Economía

Lime retira patinetes por un fallo en las baterías que podía provocar incendios

Un patinete de Lime en la estación de Príncipe Pío, en Madrid. EL INDEPENDIENTE

Los patinetes eléctricos de Lime ya son un elemento más de cientos de ciudades de todo el mundo, incluyendo Madrid. Su popularidad ha llegado a tal punto que el Ayuntamiento dirigido por Manuela Carmena ha tenido que crear una normativa especial para regular cómo deben utilizarlo los usuarios.
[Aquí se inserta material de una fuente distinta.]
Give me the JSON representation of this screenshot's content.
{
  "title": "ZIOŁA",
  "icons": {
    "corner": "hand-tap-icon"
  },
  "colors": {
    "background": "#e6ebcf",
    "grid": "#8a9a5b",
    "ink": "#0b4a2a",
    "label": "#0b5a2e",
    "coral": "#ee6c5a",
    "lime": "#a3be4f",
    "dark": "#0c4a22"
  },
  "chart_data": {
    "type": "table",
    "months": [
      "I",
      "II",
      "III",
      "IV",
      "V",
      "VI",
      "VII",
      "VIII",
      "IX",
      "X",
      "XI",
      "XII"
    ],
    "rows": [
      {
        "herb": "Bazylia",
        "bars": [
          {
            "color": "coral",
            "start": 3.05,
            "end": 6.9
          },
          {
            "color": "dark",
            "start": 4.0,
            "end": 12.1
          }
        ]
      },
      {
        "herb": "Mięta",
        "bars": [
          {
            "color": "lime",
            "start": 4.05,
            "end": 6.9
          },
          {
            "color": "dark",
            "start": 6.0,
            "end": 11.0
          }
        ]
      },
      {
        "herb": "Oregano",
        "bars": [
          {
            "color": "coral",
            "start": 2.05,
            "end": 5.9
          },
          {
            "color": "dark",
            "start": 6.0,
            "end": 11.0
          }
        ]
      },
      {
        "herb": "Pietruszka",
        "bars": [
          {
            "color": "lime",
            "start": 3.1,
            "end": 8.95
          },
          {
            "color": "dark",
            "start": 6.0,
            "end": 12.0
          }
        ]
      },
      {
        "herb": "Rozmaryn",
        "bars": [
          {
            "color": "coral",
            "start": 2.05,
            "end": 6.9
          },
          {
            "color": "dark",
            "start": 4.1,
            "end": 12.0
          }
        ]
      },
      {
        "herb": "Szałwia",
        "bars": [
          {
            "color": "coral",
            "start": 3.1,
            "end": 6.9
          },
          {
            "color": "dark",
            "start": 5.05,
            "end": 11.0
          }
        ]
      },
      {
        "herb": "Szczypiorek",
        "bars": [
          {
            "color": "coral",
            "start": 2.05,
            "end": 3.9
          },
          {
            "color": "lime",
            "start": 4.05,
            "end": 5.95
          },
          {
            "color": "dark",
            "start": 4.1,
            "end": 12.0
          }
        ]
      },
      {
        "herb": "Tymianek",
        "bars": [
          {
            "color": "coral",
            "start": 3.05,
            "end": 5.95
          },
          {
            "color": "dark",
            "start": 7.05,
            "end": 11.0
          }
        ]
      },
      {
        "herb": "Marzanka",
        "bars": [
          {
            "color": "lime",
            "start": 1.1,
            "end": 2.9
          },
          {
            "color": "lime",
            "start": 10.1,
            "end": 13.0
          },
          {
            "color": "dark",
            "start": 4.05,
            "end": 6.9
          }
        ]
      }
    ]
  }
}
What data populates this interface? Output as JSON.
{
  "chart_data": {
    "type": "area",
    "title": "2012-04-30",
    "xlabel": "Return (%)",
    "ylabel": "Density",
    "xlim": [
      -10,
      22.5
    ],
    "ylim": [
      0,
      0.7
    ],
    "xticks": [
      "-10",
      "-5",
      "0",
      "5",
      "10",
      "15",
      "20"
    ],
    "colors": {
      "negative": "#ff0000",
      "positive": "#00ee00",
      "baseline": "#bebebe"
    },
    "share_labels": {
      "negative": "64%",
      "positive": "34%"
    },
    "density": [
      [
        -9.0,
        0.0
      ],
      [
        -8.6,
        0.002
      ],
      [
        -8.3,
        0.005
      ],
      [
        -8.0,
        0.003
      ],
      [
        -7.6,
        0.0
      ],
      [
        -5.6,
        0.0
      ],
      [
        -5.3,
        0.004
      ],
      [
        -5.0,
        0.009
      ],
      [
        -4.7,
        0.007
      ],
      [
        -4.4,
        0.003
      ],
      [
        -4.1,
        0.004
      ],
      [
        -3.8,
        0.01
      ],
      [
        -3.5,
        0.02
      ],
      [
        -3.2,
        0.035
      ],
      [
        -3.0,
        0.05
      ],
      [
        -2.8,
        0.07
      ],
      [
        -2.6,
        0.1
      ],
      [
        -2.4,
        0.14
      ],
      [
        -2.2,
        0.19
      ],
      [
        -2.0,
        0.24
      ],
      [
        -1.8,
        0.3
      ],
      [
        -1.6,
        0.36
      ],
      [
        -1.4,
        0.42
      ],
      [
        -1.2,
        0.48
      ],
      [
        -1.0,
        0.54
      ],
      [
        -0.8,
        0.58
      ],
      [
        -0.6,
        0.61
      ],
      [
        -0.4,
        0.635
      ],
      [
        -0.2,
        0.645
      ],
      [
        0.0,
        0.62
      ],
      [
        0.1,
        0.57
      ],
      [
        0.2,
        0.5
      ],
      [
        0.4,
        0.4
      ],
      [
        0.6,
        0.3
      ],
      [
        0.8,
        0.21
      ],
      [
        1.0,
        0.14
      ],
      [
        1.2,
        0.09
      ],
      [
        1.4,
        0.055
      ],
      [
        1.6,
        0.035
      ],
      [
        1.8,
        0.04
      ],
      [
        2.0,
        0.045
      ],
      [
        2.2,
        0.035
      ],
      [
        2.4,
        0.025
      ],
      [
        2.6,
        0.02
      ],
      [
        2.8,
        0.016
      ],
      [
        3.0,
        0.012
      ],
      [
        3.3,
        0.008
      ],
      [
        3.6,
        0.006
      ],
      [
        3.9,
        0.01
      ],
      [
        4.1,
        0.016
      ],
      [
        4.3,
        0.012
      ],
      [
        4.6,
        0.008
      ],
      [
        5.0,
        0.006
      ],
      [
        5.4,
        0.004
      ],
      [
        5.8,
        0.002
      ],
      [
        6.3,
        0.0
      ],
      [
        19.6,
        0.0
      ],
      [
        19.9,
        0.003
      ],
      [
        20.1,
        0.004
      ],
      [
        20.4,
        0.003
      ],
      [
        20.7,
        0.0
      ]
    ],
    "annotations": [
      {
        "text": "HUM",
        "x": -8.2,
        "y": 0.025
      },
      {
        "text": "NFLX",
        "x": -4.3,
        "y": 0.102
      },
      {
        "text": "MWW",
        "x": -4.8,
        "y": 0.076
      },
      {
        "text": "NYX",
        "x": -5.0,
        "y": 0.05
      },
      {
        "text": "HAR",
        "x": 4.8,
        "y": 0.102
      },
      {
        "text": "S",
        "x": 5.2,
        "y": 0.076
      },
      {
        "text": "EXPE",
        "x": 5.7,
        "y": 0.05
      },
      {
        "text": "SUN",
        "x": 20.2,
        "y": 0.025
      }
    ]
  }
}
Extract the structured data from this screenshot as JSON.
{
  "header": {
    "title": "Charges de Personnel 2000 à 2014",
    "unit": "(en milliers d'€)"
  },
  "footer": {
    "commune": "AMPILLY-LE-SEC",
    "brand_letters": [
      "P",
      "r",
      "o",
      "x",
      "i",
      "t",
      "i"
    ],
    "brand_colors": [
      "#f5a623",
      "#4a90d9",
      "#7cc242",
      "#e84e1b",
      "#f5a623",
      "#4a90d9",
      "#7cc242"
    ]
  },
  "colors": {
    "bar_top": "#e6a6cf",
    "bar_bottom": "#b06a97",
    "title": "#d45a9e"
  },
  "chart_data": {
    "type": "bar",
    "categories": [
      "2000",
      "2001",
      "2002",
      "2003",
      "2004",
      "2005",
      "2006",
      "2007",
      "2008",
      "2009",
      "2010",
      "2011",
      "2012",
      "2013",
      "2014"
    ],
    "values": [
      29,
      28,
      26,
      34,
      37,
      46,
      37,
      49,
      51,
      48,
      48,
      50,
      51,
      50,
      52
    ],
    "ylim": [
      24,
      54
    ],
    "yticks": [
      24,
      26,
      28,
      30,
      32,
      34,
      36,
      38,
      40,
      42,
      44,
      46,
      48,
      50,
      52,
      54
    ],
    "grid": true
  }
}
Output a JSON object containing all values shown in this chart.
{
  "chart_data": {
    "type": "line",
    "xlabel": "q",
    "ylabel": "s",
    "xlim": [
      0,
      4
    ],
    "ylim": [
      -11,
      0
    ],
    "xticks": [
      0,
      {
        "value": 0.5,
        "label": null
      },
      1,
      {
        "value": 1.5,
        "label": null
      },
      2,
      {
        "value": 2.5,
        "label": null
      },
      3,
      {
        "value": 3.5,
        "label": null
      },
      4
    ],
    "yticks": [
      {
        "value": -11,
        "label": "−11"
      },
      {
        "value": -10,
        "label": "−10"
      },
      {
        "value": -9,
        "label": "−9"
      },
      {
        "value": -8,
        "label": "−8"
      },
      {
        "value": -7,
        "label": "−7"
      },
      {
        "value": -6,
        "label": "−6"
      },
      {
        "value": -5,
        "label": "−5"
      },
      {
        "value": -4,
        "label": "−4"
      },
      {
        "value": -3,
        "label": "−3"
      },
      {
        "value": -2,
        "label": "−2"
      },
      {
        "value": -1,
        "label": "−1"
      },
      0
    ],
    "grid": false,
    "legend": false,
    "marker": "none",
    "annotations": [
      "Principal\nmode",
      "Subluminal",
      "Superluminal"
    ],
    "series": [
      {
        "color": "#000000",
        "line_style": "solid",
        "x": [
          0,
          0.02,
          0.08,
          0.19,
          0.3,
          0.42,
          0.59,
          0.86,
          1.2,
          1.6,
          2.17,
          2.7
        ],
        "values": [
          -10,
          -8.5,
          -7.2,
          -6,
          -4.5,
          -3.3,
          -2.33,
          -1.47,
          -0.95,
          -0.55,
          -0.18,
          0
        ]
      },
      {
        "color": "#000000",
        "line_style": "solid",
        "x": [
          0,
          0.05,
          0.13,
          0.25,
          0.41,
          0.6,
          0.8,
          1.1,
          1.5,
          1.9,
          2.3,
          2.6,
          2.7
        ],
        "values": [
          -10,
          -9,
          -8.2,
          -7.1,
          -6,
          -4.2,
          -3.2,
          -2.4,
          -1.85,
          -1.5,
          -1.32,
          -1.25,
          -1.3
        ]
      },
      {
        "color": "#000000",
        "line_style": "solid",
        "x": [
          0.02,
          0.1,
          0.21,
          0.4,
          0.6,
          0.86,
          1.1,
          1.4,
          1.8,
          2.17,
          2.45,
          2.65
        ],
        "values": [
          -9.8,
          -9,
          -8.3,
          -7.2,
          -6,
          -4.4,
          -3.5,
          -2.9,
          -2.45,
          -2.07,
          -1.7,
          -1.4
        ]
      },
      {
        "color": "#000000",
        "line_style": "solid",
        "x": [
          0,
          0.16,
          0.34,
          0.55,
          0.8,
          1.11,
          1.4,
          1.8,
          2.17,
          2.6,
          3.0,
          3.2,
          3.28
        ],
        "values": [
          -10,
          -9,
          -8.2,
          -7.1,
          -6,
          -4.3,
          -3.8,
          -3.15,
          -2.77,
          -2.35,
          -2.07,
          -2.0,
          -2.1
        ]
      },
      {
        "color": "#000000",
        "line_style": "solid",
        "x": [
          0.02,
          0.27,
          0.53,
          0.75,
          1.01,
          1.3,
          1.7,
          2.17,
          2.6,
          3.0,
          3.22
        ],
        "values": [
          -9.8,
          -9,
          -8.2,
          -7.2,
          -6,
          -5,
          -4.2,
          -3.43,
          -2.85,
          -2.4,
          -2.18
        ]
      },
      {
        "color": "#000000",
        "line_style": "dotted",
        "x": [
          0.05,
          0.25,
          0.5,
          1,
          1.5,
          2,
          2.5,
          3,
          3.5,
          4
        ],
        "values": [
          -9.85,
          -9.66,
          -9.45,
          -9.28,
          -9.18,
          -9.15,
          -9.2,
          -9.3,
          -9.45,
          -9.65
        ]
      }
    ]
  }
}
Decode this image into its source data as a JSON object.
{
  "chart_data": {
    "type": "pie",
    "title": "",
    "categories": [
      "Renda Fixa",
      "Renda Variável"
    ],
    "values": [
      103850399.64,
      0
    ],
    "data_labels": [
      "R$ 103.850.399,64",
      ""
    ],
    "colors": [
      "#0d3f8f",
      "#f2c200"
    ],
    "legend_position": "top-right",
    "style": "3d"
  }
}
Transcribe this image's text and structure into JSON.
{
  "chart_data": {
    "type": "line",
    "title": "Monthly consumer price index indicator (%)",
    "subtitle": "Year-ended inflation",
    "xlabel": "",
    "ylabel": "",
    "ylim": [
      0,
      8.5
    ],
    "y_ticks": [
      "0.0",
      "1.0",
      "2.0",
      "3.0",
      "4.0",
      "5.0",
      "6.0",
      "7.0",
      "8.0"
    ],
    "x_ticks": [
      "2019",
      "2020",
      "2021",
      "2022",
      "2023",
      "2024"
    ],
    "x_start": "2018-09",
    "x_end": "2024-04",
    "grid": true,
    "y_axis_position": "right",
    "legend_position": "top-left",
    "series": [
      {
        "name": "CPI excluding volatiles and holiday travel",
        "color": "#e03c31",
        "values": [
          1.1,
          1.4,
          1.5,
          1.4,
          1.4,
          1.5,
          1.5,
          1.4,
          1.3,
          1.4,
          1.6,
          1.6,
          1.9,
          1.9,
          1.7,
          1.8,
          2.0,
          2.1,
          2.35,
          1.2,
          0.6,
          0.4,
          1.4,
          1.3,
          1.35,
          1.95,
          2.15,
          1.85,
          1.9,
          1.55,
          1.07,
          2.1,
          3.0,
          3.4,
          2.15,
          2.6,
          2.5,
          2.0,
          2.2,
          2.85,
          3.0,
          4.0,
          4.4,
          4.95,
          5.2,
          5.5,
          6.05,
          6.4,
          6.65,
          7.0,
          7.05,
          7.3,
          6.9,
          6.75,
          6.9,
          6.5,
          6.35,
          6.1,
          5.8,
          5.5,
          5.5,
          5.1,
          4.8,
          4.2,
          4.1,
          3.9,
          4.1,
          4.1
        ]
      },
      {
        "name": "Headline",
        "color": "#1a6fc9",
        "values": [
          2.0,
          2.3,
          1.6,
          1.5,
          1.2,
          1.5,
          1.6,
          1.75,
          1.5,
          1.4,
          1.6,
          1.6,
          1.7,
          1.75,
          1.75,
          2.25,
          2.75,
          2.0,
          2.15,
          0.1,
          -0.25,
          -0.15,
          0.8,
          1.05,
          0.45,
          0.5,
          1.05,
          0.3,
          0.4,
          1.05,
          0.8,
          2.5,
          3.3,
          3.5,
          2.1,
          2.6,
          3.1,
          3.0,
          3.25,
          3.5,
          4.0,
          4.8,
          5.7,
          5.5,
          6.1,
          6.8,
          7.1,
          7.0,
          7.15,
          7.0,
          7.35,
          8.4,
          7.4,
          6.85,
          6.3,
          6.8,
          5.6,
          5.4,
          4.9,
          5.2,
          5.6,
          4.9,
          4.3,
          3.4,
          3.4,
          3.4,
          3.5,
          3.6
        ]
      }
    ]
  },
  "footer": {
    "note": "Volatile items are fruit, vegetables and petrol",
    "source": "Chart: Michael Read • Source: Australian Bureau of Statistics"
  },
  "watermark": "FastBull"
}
La compañía está alcanzando una popularidad enorme y eso no está exento de riesgos. En los últimos días, Lime ha tenido que retirar decenas de patinetes eléctricos por un fallo en el sistema de las baterías que podía provocar que el vehículo se incendiara.

La mayoría de ellos estaban en las calles de Los Angeles, San Diego y en las inmediaciones del Lago Tahoe, al este de San Francisco, todas ciudades del oeste de Estados Unidos, la zona de mayor influencia de Lime.

Lime ha atribuido el problema a Segway Ninebot, la compañía que desarrolla el software de las baterías que llevan los patinetes, y que también fabrica sus propios vehículos sostenibles.

«En cuanto descubrimos el problema comenzamos a trabajar con Segway Ninebot para solventar el problema. Hemos creado un nuevo programa informático para eliminar los posibles defectos en las baterías», han explicado portavoces de Lime a CNN.

Conocida por su agresiva estrategia de expansión, Lime está ganando terreno en grandes ciudades como Madrid a base de inundar las calles de patinetes y de, en algunos casos, no contar con el permiso de los ayuntamientos, algo que pasó en la capital española y que provocó las iras del consistorio.

Dicha táctica es similar a la de Uber, que tiene un importante control sobre Lime después de invertir 335 millones de dólares, casi 300 millones de euros, otorgando así un valor total a Lime de alrededor de 1.100 millones de dólares, 970 millones de euros.